ピッチャーの投球フォームは、非常に微妙なバランスの上に成り立っていて、少しいじるだけでも、全体が大きく崩れかねない。だから、フォームの欠点が部分的に修正されたとしても、長所まで消し去ってしまう危険性すらあるのだ。生半可なアドバイスによって、彼らの武器まで奪うようなことになっては元も子もない。
僕が若手に自分からアドバイスをしない3つ目の理由は、そもそも僕が「投手コーチ」の立場にあるわけではないからだ。言うまでもなくコーチは教えることが仕事の「プロ」である。僕がその仕事の領域を侵すわけにはいかない。また、前述の理由ともリンクするが、僕のアドバイスが功を奏さなかった場合……もっと言えば、悪いほうに転んでしまった場合、僕にはその責任の取りようがない。
たとえば、先輩社員が後輩に「このやり方でやってみたら?」とアドバイスしたとして、もしその後輩が失敗をすることになっても、先輩にはあとからフォローやカバーをするチャンスはあるのではないだろうか。
しかし、プロ野球の世界では、そんなチャンスはまずない。彼らが試合で打たれてしまっても、同じ投手の僕には打撃でフォローするわけにもいかない。
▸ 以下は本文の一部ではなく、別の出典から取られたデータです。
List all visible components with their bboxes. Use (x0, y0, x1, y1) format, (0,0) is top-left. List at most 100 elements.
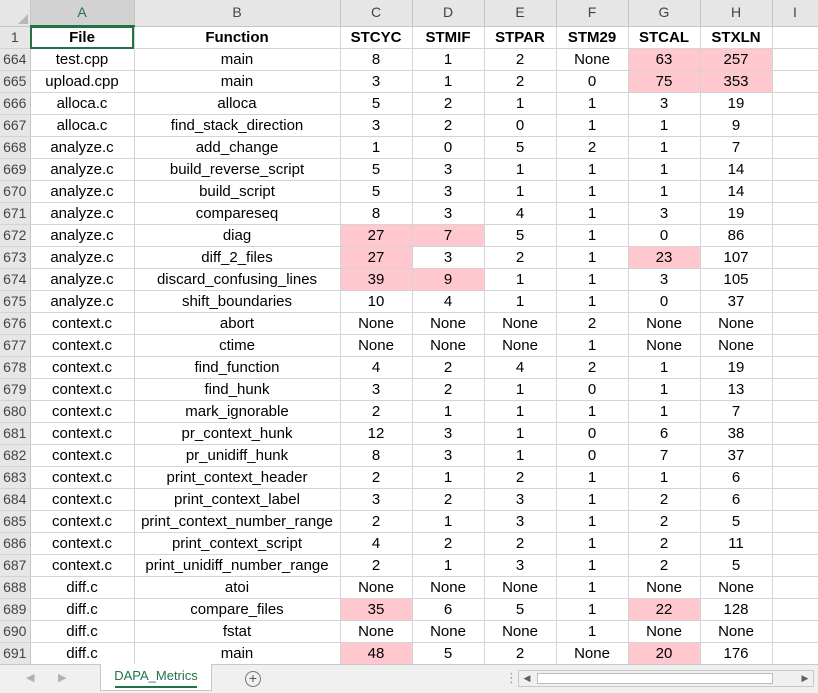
row-header[interactable]: 672 (0, 224, 31, 247)
cell-b666[interactable]: alloca (134, 92, 341, 115)
row-header[interactable]: 682 (0, 444, 31, 467)
cell-b670[interactable]: build_script (134, 180, 341, 203)
cell-i691[interactable] (772, 642, 818, 664)
cell-e678[interactable]: 4 (484, 356, 557, 379)
cell-b690[interactable]: fstat (134, 620, 341, 643)
cell-h675[interactable]: 37 (700, 290, 773, 313)
cell-a668[interactable]: analyze.c (30, 136, 135, 159)
cell-c689[interactable]: 35 (340, 598, 413, 621)
row-header[interactable]: 687 (0, 554, 31, 577)
cell-h676[interactable]: None (700, 312, 773, 335)
cell-f682[interactable]: 0 (556, 444, 629, 467)
cell-i676[interactable] (772, 312, 818, 335)
cell-i665[interactable] (772, 70, 818, 93)
row-header[interactable]: 665 (0, 70, 31, 93)
cell-e684[interactable]: 3 (484, 488, 557, 511)
cell-e690[interactable]: None (484, 620, 557, 643)
cell-a676[interactable]: context.c (30, 312, 135, 335)
cell-e691[interactable]: 2 (484, 642, 557, 664)
cell-h1[interactable]: STXLN (700, 26, 773, 49)
cell-h666[interactable]: 19 (700, 92, 773, 115)
cell-h690[interactable]: None (700, 620, 773, 643)
cell-a686[interactable]: context.c (30, 532, 135, 555)
cell-h669[interactable]: 14 (700, 158, 773, 181)
cell-e664[interactable]: 2 (484, 48, 557, 71)
cell-d687[interactable]: 1 (412, 554, 485, 577)
cell-d679[interactable]: 2 (412, 378, 485, 401)
cell-f676[interactable]: 2 (556, 312, 629, 335)
cell-a688[interactable]: diff.c (30, 576, 135, 599)
cell-g680[interactable]: 1 (628, 400, 701, 423)
cell-e673[interactable]: 2 (484, 246, 557, 269)
cell-g669[interactable]: 1 (628, 158, 701, 181)
cell-c685[interactable]: 2 (340, 510, 413, 533)
cell-e681[interactable]: 1 (484, 422, 557, 445)
cell-d671[interactable]: 3 (412, 202, 485, 225)
scroll-right-arrow-icon[interactable]: ▶ (801, 673, 809, 683)
cell-b664[interactable]: main (134, 48, 341, 71)
cell-d681[interactable]: 3 (412, 422, 485, 445)
cell-f683[interactable]: 1 (556, 466, 629, 489)
cell-e686[interactable]: 2 (484, 532, 557, 555)
row-header[interactable]: 669 (0, 158, 31, 181)
cell-b688[interactable]: atoi (134, 576, 341, 599)
row-header[interactable]: 671 (0, 202, 31, 225)
row-header[interactable]: 690 (0, 620, 31, 643)
column-header-h[interactable]: H (700, 0, 773, 27)
cell-e672[interactable]: 5 (484, 224, 557, 247)
cell-d664[interactable]: 1 (412, 48, 485, 71)
cell-c672[interactable]: 27 (340, 224, 413, 247)
cell-h677[interactable]: None (700, 334, 773, 357)
cell-a671[interactable]: analyze.c (30, 202, 135, 225)
cell-c666[interactable]: 5 (340, 92, 413, 115)
cell-f689[interactable]: 1 (556, 598, 629, 621)
cell-h678[interactable]: 19 (700, 356, 773, 379)
cell-g678[interactable]: 1 (628, 356, 701, 379)
cell-g679[interactable]: 1 (628, 378, 701, 401)
next-sheet-icon[interactable]: ▶ (58, 672, 67, 684)
cell-d682[interactable]: 3 (412, 444, 485, 467)
row-header[interactable]: 685 (0, 510, 31, 533)
cell-e680[interactable]: 1 (484, 400, 557, 423)
cell-e667[interactable]: 0 (484, 114, 557, 137)
cell-a681[interactable]: context.c (30, 422, 135, 445)
cell-b686[interactable]: print_context_script (134, 532, 341, 555)
cell-h673[interactable]: 107 (700, 246, 773, 269)
column-header-d[interactable]: D (412, 0, 485, 27)
cell-e675[interactable]: 1 (484, 290, 557, 313)
cell-c690[interactable]: None (340, 620, 413, 643)
cell-d686[interactable]: 2 (412, 532, 485, 555)
cell-e683[interactable]: 2 (484, 466, 557, 489)
cell-d691[interactable]: 5 (412, 642, 485, 664)
cell-g682[interactable]: 7 (628, 444, 701, 467)
cell-f670[interactable]: 1 (556, 180, 629, 203)
cell-f687[interactable]: 1 (556, 554, 629, 577)
cell-d685[interactable]: 1 (412, 510, 485, 533)
cell-g675[interactable]: 0 (628, 290, 701, 313)
cell-i668[interactable] (772, 136, 818, 159)
cell-i666[interactable] (772, 92, 818, 115)
cell-d675[interactable]: 4 (412, 290, 485, 313)
cell-i667[interactable] (772, 114, 818, 137)
cell-i670[interactable] (772, 180, 818, 203)
cell-f684[interactable]: 1 (556, 488, 629, 511)
cell-e669[interactable]: 1 (484, 158, 557, 181)
cell-c670[interactable]: 5 (340, 180, 413, 203)
cell-h686[interactable]: 11 (700, 532, 773, 555)
cell-b1[interactable]: Function (134, 26, 341, 49)
cell-d689[interactable]: 6 (412, 598, 485, 621)
cell-g677[interactable]: None (628, 334, 701, 357)
cell-e674[interactable]: 1 (484, 268, 557, 291)
cell-h674[interactable]: 105 (700, 268, 773, 291)
cell-i677[interactable] (772, 334, 818, 357)
cell-d674[interactable]: 9 (412, 268, 485, 291)
cell-a677[interactable]: context.c (30, 334, 135, 357)
row-header[interactable]: 678 (0, 356, 31, 379)
cell-b668[interactable]: add_change (134, 136, 341, 159)
cell-g686[interactable]: 2 (628, 532, 701, 555)
cell-h684[interactable]: 6 (700, 488, 773, 511)
cell-a673[interactable]: analyze.c (30, 246, 135, 269)
cell-f690[interactable]: 1 (556, 620, 629, 643)
cell-f665[interactable]: 0 (556, 70, 629, 93)
cell-f677[interactable]: 1 (556, 334, 629, 357)
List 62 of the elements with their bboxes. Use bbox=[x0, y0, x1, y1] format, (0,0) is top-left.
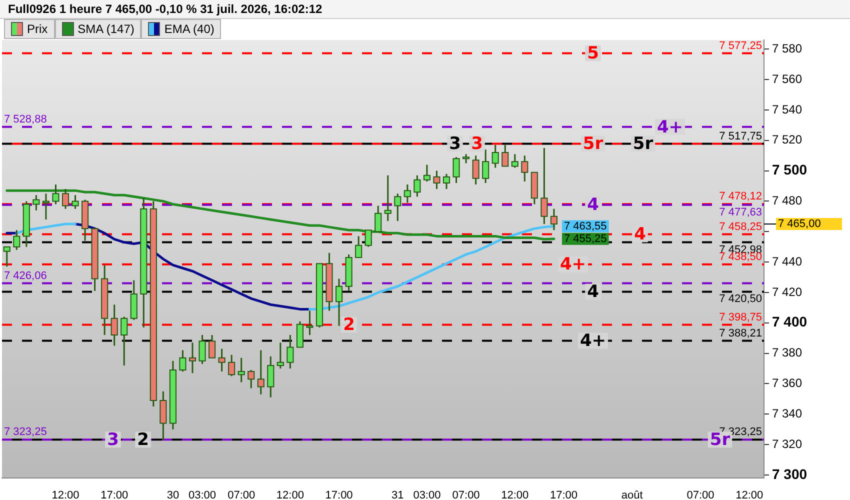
annotation: 5r bbox=[632, 134, 654, 154]
y-tick-label: 7 320 bbox=[772, 436, 802, 451]
annotation: 5 bbox=[587, 44, 599, 64]
x-tick-label: 07:00 bbox=[686, 490, 714, 500]
y-tick-label: 7 480 bbox=[772, 194, 802, 208]
data-label: 7 455,25 bbox=[564, 232, 607, 245]
legend-label: Prix bbox=[27, 22, 48, 36]
ref-line-label: 7 577,25 bbox=[719, 40, 762, 52]
annotation: 5r bbox=[582, 134, 604, 154]
y-tick-label: 7 380 bbox=[772, 346, 802, 360]
ref-line-label: 7 426,06 bbox=[4, 270, 47, 282]
y-tick-label: 7 440 bbox=[772, 254, 802, 268]
x-tick-label: 17:00 bbox=[100, 490, 128, 500]
y-tick-label: 7 500 bbox=[772, 162, 808, 178]
chart-title: Full0926 1 heure 7 465,00 -0,10 % 31 juil. 2026, 16:02:12 bbox=[0, 0, 850, 19]
x-tick-label: 12:00 bbox=[501, 490, 529, 500]
y-tick-label: 7 400 bbox=[772, 314, 808, 330]
ref-line-label: 7 420,50 bbox=[719, 293, 762, 306]
y-tick-label: 7 340 bbox=[772, 406, 802, 420]
y-tick-label: 7 540 bbox=[772, 102, 802, 116]
ref-line-label: 7 323,25 bbox=[4, 426, 47, 438]
annotation: 4+ bbox=[560, 254, 586, 275]
annotation: 4 bbox=[587, 195, 600, 216]
ref-line-label: 7 458,25 bbox=[719, 220, 762, 233]
legend-label: EMA (40) bbox=[164, 22, 214, 36]
ref-line-label: 7 388,21 bbox=[719, 327, 762, 340]
annotation: 4 bbox=[587, 282, 600, 302]
ref-line-label: 7 398,75 bbox=[719, 311, 762, 324]
y-tick-label: 7 580 bbox=[772, 41, 802, 56]
annotation: 4+ bbox=[580, 331, 606, 352]
x-tick-label: 03:00 bbox=[413, 490, 441, 500]
annotation: 4+ bbox=[656, 117, 684, 138]
x-tick-label: 17:00 bbox=[325, 490, 353, 500]
x-tick-label: 12:00 bbox=[52, 490, 80, 500]
annotation: 2 bbox=[343, 315, 355, 336]
x-tick-label: 30 bbox=[166, 490, 180, 500]
x-tick-label: 12:00 bbox=[736, 490, 764, 500]
annotation: 3 bbox=[107, 430, 119, 450]
annotation: 2 bbox=[137, 430, 149, 450]
data-label: 7 463,55 bbox=[564, 220, 607, 232]
y-tick-label: 7 300 bbox=[772, 466, 808, 482]
x-tick-label: 07:00 bbox=[452, 490, 480, 500]
y-tick-label: 7 560 bbox=[772, 72, 802, 86]
x-tick-label: 31 bbox=[392, 490, 404, 500]
x-tick-label: 17:00 bbox=[550, 490, 578, 500]
y-tick-label: 7 360 bbox=[772, 376, 802, 390]
annotation: 4 bbox=[634, 224, 646, 245]
ref-line-label: 7 438,50 bbox=[719, 250, 762, 263]
legend-label: SMA (147) bbox=[78, 22, 134, 36]
ref-line-label: 7 478,12 bbox=[719, 190, 762, 203]
x-tick-label: 07:00 bbox=[228, 490, 256, 500]
x-tick-label: 03:00 bbox=[188, 490, 216, 500]
text: 7 465,00 bbox=[778, 218, 821, 230]
y-tick-label: 7 520 bbox=[772, 132, 802, 147]
ref-line-label: 7 528,88 bbox=[4, 113, 47, 126]
annotation: 3 bbox=[471, 134, 483, 154]
x-tick-label: août bbox=[621, 490, 643, 500]
annotation: 3 bbox=[449, 134, 461, 154]
ref-line-label: 7 477,63 bbox=[719, 206, 762, 218]
y-tick-label: 7 420 bbox=[772, 284, 802, 299]
x-tick-label: 12:00 bbox=[276, 490, 304, 500]
ref-line-label: 7 517,75 bbox=[719, 130, 762, 142]
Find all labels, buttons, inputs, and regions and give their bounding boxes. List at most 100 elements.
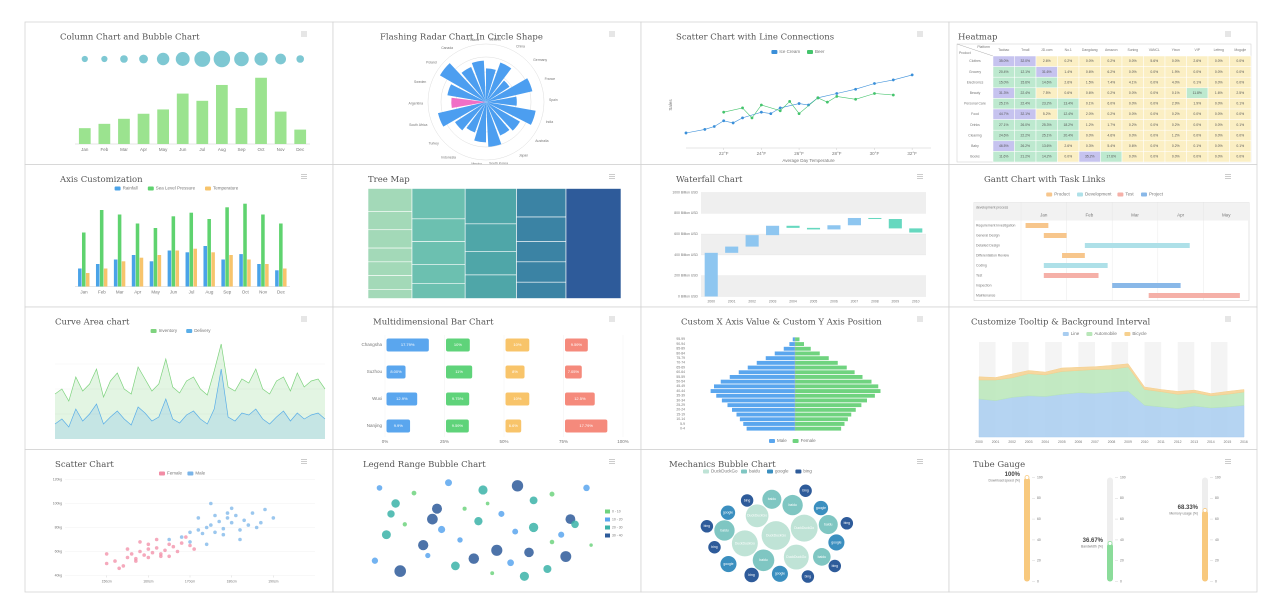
cell-value: 0.0% xyxy=(1215,133,1223,137)
treemap-cell xyxy=(367,211,413,231)
bubble xyxy=(394,565,406,577)
bar xyxy=(78,128,91,144)
point xyxy=(712,125,716,128)
cell-value: 11.8% xyxy=(1193,91,1202,95)
tile-frame[interactable] xyxy=(24,449,334,593)
bubble xyxy=(528,522,539,533)
cell-value: 0.0% xyxy=(1193,133,1201,137)
waterfall-bar xyxy=(725,246,739,253)
cell-value: 5.4% xyxy=(1107,144,1115,148)
treemap-cell xyxy=(411,264,466,284)
tile-frame[interactable] xyxy=(948,449,1258,593)
bar xyxy=(176,93,189,144)
point xyxy=(797,112,801,115)
point xyxy=(175,549,180,554)
x-tick-label: 2007 xyxy=(1091,440,1099,444)
cell-value: 22.4% xyxy=(1020,102,1030,106)
tile-title: Curve Area chart xyxy=(55,318,130,328)
cell-value: 0.2% xyxy=(1107,59,1115,63)
x-tick-label: 0% xyxy=(382,439,389,444)
point xyxy=(684,131,688,135)
point xyxy=(142,553,146,557)
legend-label: Development xyxy=(1085,192,1112,197)
x-tick-label: 180cm xyxy=(227,579,237,583)
x-tick-label: 50% xyxy=(499,439,508,444)
cell-value: 0.0% xyxy=(1215,59,1223,63)
bubble-label: google xyxy=(831,540,841,544)
cell-value: 0.0% xyxy=(1193,123,1201,127)
cell-value: 0.1% xyxy=(1236,102,1244,106)
bar xyxy=(113,259,118,287)
legend-label: Female xyxy=(801,438,817,443)
cell-value: 24.6% xyxy=(999,133,1009,137)
point xyxy=(192,547,196,551)
data-label: 8.00% xyxy=(390,369,402,374)
bar xyxy=(505,338,530,352)
point xyxy=(184,535,188,539)
ring xyxy=(440,56,532,148)
bubble xyxy=(391,499,400,508)
radar-sector xyxy=(455,102,486,131)
x-tick-label: 2003 xyxy=(769,299,777,303)
bubble-label: google xyxy=(723,562,733,566)
tile-title: Gantt Chart with Task Links xyxy=(984,175,1105,185)
legend-label: bing xyxy=(803,469,812,474)
radar-sector xyxy=(461,66,486,102)
x-axis-label: Average Day Temperature xyxy=(782,158,835,163)
cell-value: 0.2% xyxy=(1107,112,1115,116)
bubble xyxy=(813,500,829,516)
bar xyxy=(729,375,795,379)
point xyxy=(825,100,829,104)
legend-swatch xyxy=(807,50,813,54)
task-bar xyxy=(1025,223,1049,228)
row-header: Food xyxy=(971,112,979,116)
cell-value: 0.0% xyxy=(1236,80,1244,84)
tile-title: Heatmap xyxy=(958,33,998,43)
series-line xyxy=(54,368,326,428)
tile-title: Scatter Chart with Line Connections xyxy=(676,33,834,43)
tile-frame[interactable] xyxy=(640,21,950,165)
treemap-cell xyxy=(367,188,413,212)
x-tick-label: 2003 xyxy=(1025,440,1033,444)
bar xyxy=(95,264,100,287)
column-header: Suning xyxy=(1127,48,1138,52)
data-label: 8% xyxy=(512,369,518,374)
chart-tile: Gantt Chart with Task Links development p… xyxy=(948,164,1258,308)
category-label: Turkey xyxy=(429,142,440,146)
legend-label: 10 - 20 xyxy=(612,517,623,521)
cell-value: 0.0% xyxy=(1129,133,1137,137)
x-tick-label: Dec xyxy=(296,147,305,152)
tick-label: 80 xyxy=(1037,496,1041,500)
bar xyxy=(795,384,879,389)
chart-tile: Multidimensional Bar Chart 0% 25% 50% 75% 100… xyxy=(332,306,642,450)
cell-value: 0.0% xyxy=(1172,59,1180,63)
bubble xyxy=(745,504,769,528)
x-tick-label: Sep xyxy=(237,147,246,152)
category-label: 80-84 xyxy=(676,351,685,355)
legend-swatch xyxy=(769,439,775,443)
x-tick-label: Jun xyxy=(170,290,178,295)
tile-frame[interactable] xyxy=(332,449,642,593)
bar xyxy=(153,228,158,287)
tick-label: 20 xyxy=(1215,559,1219,563)
treemap-cell xyxy=(367,289,413,299)
tick-label: 100 xyxy=(1037,475,1043,479)
data-label: 12.5% xyxy=(574,396,586,401)
data-label: 10% xyxy=(513,396,521,401)
data-label: 9.59% xyxy=(571,342,583,347)
point xyxy=(159,554,163,559)
category-label: 20-24 xyxy=(676,408,685,412)
bar xyxy=(131,255,136,287)
bubble xyxy=(571,520,579,529)
tile-title: Mechanics Bubble Chart xyxy=(669,460,776,470)
x-tick-label: 2008 xyxy=(1108,440,1116,444)
cell-value: 0.6% xyxy=(1086,70,1094,74)
bar xyxy=(216,84,228,144)
gauge-value: 100% xyxy=(1005,472,1021,478)
radar-sector xyxy=(486,102,510,136)
radar-sector xyxy=(486,102,536,125)
cell-value: 20.4% xyxy=(999,70,1009,74)
cell-value: 18.2% xyxy=(1063,123,1073,127)
tick-label: 80 xyxy=(1215,496,1219,500)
それに、彼らが試合で出した結果は、ダイレクトに彼らの評価に現れ、その後の年俸や選手生命にも影響してくる。
投球フォームという微妙なものにメスを入れるならば、アドバイスをする僕にもそれなりの覚悟が必要だし、アドバイスを受ける側にも同等の覚悟を持ってもらいたい。実際、大学時代に僕がパーソナルトレーナーの土橋とともに、投球フォームの改良に取り組んだ際も、「以前よりも悪くなるか、改良することで怪我するかもしれない。でもよくなるなら……」と最初は覚悟を持って臨んだのを思い出す。
「選手がわかる言葉」に言い換える「通訳」になる
以上3つの理由により、僕は自分から進んで若手にアドバイスすることはしない。しかし、彼らから助言を求められれば、もちろん、自分から伝えられる限りのことは伝えるようにしている。
自主トレでは、僕のコンディションに合わせてパーソナルトレーナーの土橋が全体のメニューをつくってくれているが、その合間に若手から質問が出れば、僕と土橋の2人でそれに答えていくことになる。そのとき僕がもう1つ意識しているのが、「通訳になる」ということである。